Posted: 2009-09-16 20:58, Edited: 2009-09-16 16:28

Ayer fui a casa de mi amigo Leo.
Ayer fui a mi barrio, el de mi infancia.

Y es curiosa esa apropiación, porque viví ahí no mucho tiempo, como 4 años a lo sumo.

Pero fueron tantas las experiencias vividas allí que pareciera que mi memoria y el tiempo mismo se extendieran aun más, como para hacerles espacio.

Ya de eso -lo digo y no lo creo- más de 25 años.

Ayer llegué a mi barrio por donde nunca imaginé que lo haría, a través de una avenida toda presuntuosa en donde años atrás existiera una planicie verde que nos resultara tan extensa y similar, según nosotros, a la de esas estepas africanas, y que pocas veces nos adentrábamos en ella, como temiendo estar en otra nación totalmente desconocida. Y cuando nos aventurábamos a ingresar en esos terrenos de nadie, era necesario apertrecharse de ciertas e importantes herramientas, como una que otra navaja suiza y quien sabe que otra arma hechiza digna de expertos exploradores.

En esa "África" estaba "La Laguna", punto mágico y fantástico donde habitaban seres extraños y mitológicos como los sapos que parecían toros y que nos hablaban casi gritándonos. Ya no se oyen los sonidos de la laguna, los grillos, los macos, el susurro de la maleza que nos llamaba a contemplar los reflejos de la luna.

Ahora hay faroles, que la verdad, poco alumbran.

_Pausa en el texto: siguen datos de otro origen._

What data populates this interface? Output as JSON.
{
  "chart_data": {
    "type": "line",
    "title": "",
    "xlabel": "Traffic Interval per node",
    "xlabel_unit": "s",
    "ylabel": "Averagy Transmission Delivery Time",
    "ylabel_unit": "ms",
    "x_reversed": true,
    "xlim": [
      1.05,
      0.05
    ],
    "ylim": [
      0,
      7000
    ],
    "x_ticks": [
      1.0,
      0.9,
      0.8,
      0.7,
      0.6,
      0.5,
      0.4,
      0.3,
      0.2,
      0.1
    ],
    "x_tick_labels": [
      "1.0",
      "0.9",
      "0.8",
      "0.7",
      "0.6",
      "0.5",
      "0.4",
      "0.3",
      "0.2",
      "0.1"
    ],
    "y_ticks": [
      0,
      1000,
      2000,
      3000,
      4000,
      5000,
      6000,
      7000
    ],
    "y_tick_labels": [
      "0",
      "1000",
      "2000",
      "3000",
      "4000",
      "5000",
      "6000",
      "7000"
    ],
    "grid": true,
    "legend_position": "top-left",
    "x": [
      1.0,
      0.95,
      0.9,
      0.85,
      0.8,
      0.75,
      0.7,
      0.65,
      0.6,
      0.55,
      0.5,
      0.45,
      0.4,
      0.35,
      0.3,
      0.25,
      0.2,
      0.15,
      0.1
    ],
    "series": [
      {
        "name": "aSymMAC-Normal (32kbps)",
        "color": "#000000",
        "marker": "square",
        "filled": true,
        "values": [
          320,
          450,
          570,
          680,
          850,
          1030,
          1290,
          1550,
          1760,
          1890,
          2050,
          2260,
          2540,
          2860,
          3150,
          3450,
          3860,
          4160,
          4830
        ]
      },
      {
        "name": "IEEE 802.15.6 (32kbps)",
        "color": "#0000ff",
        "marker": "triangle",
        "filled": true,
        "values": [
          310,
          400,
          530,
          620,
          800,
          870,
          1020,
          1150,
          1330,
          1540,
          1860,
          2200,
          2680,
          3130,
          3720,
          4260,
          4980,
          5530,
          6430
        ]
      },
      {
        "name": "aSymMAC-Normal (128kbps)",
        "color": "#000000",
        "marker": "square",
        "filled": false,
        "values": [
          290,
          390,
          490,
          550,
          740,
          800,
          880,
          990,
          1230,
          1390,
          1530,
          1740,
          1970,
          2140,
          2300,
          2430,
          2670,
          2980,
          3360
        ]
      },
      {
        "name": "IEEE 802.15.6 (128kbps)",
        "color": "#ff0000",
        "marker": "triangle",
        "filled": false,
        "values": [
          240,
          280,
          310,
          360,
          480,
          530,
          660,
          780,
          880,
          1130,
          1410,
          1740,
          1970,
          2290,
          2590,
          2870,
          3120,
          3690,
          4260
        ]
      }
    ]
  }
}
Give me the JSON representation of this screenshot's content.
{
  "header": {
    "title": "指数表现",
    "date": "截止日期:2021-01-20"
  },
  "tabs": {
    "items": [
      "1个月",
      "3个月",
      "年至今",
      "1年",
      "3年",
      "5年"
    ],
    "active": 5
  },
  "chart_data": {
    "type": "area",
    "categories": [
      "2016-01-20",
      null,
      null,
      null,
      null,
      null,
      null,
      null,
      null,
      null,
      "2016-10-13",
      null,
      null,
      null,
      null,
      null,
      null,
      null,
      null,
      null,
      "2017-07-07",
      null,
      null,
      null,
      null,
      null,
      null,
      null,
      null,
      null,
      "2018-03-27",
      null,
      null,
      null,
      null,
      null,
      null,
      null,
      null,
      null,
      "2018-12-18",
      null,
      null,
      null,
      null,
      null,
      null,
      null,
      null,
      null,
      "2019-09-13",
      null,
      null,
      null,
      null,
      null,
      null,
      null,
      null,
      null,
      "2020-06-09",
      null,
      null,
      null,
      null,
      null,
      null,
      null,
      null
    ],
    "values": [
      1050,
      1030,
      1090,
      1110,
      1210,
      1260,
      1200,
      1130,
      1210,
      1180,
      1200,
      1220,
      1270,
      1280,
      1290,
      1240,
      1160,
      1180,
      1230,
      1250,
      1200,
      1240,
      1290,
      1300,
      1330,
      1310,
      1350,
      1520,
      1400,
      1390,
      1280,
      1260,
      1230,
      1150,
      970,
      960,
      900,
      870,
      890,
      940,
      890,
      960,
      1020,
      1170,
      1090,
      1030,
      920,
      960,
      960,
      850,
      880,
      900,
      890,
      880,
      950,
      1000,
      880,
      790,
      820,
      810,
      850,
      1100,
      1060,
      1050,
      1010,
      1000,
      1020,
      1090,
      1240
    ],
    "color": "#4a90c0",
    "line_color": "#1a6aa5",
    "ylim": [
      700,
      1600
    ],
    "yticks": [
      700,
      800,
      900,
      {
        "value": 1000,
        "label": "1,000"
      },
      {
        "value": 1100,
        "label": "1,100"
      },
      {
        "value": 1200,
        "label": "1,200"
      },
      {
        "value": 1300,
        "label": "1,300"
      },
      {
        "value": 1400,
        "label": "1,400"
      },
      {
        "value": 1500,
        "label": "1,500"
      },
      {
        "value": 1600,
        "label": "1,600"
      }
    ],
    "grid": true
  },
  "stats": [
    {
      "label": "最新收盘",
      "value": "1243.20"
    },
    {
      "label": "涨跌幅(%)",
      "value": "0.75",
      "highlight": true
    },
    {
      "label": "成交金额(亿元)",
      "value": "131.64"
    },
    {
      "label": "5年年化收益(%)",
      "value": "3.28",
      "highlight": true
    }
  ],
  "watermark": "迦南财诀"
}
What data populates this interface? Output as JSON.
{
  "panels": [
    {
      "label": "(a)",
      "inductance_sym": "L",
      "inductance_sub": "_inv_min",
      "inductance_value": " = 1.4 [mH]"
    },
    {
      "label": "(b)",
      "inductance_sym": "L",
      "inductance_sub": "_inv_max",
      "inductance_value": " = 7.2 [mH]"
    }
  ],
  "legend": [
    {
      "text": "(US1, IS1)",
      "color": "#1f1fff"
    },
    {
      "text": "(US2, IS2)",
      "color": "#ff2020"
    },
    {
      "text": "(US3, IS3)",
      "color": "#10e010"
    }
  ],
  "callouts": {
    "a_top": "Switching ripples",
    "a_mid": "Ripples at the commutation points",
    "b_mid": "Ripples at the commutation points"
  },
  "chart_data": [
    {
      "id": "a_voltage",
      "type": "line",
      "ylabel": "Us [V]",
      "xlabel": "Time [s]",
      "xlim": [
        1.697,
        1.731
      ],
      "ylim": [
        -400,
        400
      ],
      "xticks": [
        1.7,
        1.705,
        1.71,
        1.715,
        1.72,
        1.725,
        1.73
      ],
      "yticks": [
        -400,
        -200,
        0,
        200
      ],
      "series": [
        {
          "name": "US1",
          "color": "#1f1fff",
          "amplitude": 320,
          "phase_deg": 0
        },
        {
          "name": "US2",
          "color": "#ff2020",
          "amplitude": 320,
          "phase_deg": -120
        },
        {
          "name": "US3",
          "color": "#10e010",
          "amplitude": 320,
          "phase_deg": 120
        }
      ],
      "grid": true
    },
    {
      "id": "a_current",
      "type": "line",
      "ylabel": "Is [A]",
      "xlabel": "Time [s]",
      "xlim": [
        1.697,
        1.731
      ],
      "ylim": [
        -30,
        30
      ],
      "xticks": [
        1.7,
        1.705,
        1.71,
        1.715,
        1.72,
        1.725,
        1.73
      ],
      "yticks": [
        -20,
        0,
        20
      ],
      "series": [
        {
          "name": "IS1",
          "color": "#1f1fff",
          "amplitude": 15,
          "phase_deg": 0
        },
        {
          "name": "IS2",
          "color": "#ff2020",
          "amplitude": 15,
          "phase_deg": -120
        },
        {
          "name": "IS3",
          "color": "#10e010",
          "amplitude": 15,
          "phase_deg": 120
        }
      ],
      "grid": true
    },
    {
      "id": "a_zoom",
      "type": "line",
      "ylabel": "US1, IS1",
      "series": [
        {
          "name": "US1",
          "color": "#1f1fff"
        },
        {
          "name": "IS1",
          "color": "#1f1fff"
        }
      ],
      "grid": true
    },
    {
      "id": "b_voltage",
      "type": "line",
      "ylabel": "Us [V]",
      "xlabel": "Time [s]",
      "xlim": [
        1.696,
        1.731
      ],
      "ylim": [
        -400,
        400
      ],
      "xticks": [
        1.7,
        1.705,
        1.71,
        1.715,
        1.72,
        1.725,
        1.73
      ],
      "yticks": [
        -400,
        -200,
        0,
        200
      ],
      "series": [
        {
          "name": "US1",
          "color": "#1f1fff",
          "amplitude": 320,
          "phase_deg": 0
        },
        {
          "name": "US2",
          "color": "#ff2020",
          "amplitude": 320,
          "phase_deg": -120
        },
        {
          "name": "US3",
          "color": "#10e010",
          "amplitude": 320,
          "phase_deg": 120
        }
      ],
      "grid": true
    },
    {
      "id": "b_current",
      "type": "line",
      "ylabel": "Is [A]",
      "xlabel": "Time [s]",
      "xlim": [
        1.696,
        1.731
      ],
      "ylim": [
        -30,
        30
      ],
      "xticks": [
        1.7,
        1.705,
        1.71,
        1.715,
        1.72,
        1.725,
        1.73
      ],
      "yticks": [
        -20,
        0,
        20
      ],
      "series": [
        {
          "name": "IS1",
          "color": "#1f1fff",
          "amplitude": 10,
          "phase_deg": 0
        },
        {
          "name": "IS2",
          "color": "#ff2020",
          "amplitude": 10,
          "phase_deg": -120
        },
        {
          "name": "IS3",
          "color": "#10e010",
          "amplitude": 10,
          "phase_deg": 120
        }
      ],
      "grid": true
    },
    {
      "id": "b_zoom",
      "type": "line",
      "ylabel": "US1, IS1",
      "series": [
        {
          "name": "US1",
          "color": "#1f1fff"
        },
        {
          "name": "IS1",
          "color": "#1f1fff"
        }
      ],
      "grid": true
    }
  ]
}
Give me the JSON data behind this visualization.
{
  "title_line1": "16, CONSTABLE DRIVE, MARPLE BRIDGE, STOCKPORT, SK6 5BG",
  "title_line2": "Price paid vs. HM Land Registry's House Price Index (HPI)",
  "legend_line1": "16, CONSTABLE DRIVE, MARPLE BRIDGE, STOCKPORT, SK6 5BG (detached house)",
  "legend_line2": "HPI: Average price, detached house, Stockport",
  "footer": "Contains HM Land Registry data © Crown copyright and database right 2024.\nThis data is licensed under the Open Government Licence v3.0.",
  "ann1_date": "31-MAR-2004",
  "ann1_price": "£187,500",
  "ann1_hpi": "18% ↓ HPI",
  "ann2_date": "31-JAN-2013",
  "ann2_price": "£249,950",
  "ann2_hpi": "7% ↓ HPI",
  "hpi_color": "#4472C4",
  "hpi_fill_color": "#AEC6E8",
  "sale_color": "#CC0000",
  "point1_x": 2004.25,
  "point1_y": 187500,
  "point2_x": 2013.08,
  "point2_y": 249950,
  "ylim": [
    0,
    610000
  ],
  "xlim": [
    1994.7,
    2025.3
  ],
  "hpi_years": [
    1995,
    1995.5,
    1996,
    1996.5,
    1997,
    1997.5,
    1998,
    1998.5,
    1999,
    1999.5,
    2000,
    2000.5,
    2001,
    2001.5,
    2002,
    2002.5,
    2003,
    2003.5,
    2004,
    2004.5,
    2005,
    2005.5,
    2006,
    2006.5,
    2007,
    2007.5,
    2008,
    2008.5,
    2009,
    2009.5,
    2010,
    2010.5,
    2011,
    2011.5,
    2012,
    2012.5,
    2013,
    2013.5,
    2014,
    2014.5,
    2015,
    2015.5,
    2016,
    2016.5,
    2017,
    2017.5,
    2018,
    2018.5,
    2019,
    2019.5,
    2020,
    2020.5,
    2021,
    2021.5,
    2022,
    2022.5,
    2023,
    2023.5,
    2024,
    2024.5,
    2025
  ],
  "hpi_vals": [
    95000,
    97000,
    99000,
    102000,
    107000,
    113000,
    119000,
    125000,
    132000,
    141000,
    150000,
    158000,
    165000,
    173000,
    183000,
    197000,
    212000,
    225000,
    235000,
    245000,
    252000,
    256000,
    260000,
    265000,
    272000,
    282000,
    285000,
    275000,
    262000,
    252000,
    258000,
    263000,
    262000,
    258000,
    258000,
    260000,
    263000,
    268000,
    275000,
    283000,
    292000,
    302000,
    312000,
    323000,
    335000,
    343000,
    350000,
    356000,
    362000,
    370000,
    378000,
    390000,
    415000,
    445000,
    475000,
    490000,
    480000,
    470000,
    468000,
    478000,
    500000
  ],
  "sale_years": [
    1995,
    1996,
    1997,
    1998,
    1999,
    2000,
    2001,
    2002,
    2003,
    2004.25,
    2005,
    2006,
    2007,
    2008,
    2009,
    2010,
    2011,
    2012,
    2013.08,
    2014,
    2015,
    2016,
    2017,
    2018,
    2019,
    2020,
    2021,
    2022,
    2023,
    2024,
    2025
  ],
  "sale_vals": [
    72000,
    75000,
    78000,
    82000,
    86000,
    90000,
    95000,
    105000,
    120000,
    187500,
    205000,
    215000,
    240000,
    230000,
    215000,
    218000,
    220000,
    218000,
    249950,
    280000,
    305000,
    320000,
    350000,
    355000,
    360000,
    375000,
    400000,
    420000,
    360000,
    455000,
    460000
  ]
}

Que modernidad más horripilante, que llena los montes verdes de edificios de pura falsa piedra, casas acomplejadas llenas de nuevos segundos pisos. ¿Qué modernidad es esa que quiere llenar los espacios de vida necesarios con blocks de cemento negando la experiencia de la simple, sincera y verdadera amistad?

Confieso que en las pocas veces que he visitado mi calle, he debido armarme con algo de valor, negándome a la vez de querer ver mucho la nueva geografía, no vaya a ser que de tanto mirar su estado actual, mi memoria de como era desaparezca. Quizás por eso, ya pasado el tiempo, me niegue a entrar ahora a mi calle, como queriéndola dejar tal cual verdaderamente fue. "Mi calle" ya no es de este mundo. Ahora reside en mi y en la memoria de unos cuantos.

Ayer pasé por mi calle llena de cemento sofocado, y pintarrajeada como triste prostituta llena de carteles de "Se vende". Era una calle muerta, seria, sin vida inocente y alegre que la colmara. Era más bien un cementerio, lugar donde se anuncia la muerte con lápidas de cemento. Por eso será que odio los cementerios. Por eso será que odio el cemento…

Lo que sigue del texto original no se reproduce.